Although the present study had no follow-up to provide more data regarding surgical outcomes, several studies evaluated different surgical techniques in patients' follow-ups. Among them, tympanoplasty with intact canal wall mastoidectomy showed favorable effects on hearing in the long term. Although stapes reconstruction may be associated with a short-time hearing effect, it could improve hearing for a long time (16). Another study performed a retrograde mastoidectomy for cholesteatoma in 242 ears with an average follow-up of 20 months. This technique removed the cholesteatoma posteriorly through the canal wall from the epithelial area to the mastoid, creating an open mastoid cavity. In 58% of the patients, primary surgery was performed; the remaining cases underwent a second operation. In 88% of patients, initial hearing reconstruction was performed. Approximately 34% of the disease recurred after surgery, 90% of which occurred in the first 5 years after surgery. Also, they concluded that hearing outcome was significantly higher in patients undergoing posterior canal wall surgery compared to the CWD technique (postoperative air-bone gap of 17.6 versus 22.5 dB, P < 0.05) (17). Another study was performed on 65 patients with cholesteatoma and followed them for 24 months. Bondy operated on 30 patients with modified radical mastoidectomy (BMRM), and 35 patients were treated by canal wall-up tympanoplasty (CWUT). In the BMRM group, no case of disease recurrence was detected. While, In the CWUT group, residual cholesteatoma was reported in 2 cases (5.7%), and three patients (8.57%) showed recurrent disease in the follow-up. Statistical analysis in these patients reported a significant percentage of residual cholesteatoma in patients undergoing CWUT surgery (P = 0.005). Also, no hearing impairment was reported in any patients (18).

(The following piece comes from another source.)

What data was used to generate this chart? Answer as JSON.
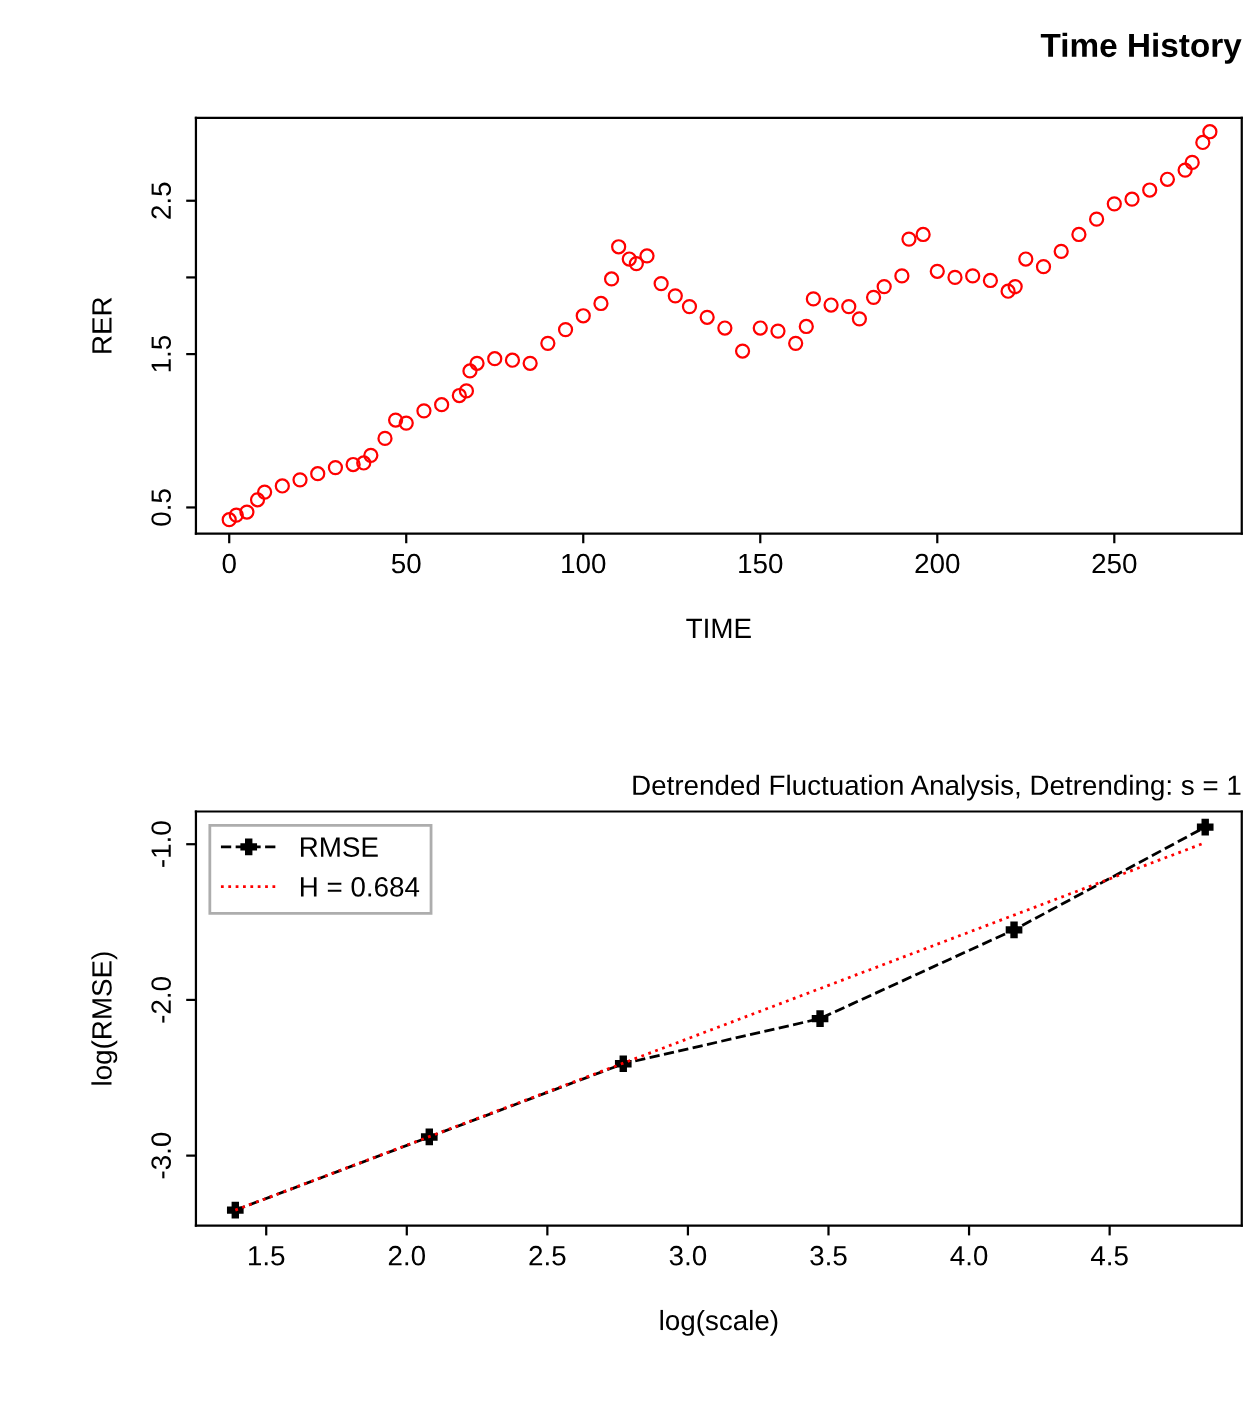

Facial nerve damage after surgery has been reported in patients with cholesteatoma. The risk of nerve injury is higher when the nerve is not covered by its normal bony fallopian canal. In a study of patients with cholesteatoma, facial nerve canal erosion was found in 30% of the primary cases and 35% of the revision surgeries. The erosion of the facial nerve canal is a serious condition, and surgeons should pay special attention to this nerve during surgery (19).

Although our study includes some limitations in follow-up issues, we provide valuable results with a high sample size in acquired middle ear cholesteatoma. To improve further upon these findings, we are now collaborating with other physicians to enroll additional patients and add long-term follow-up in a prospective trial.

5.1. Conclusions

Cholesteatoma was seen in about a quarter of patients with chronic otitis media. Despite our perception of the disease, cholesteatoma can be associated with serious complications such as facial nerve canal erosion (33.1%), dural plate erosion (4.8%), and labyrinthine fistula (10.3%).

Regarding the functional importance of the hearing system and the high prevalence of disease complications, middle ear cholesteatoma needs long-term follow-up.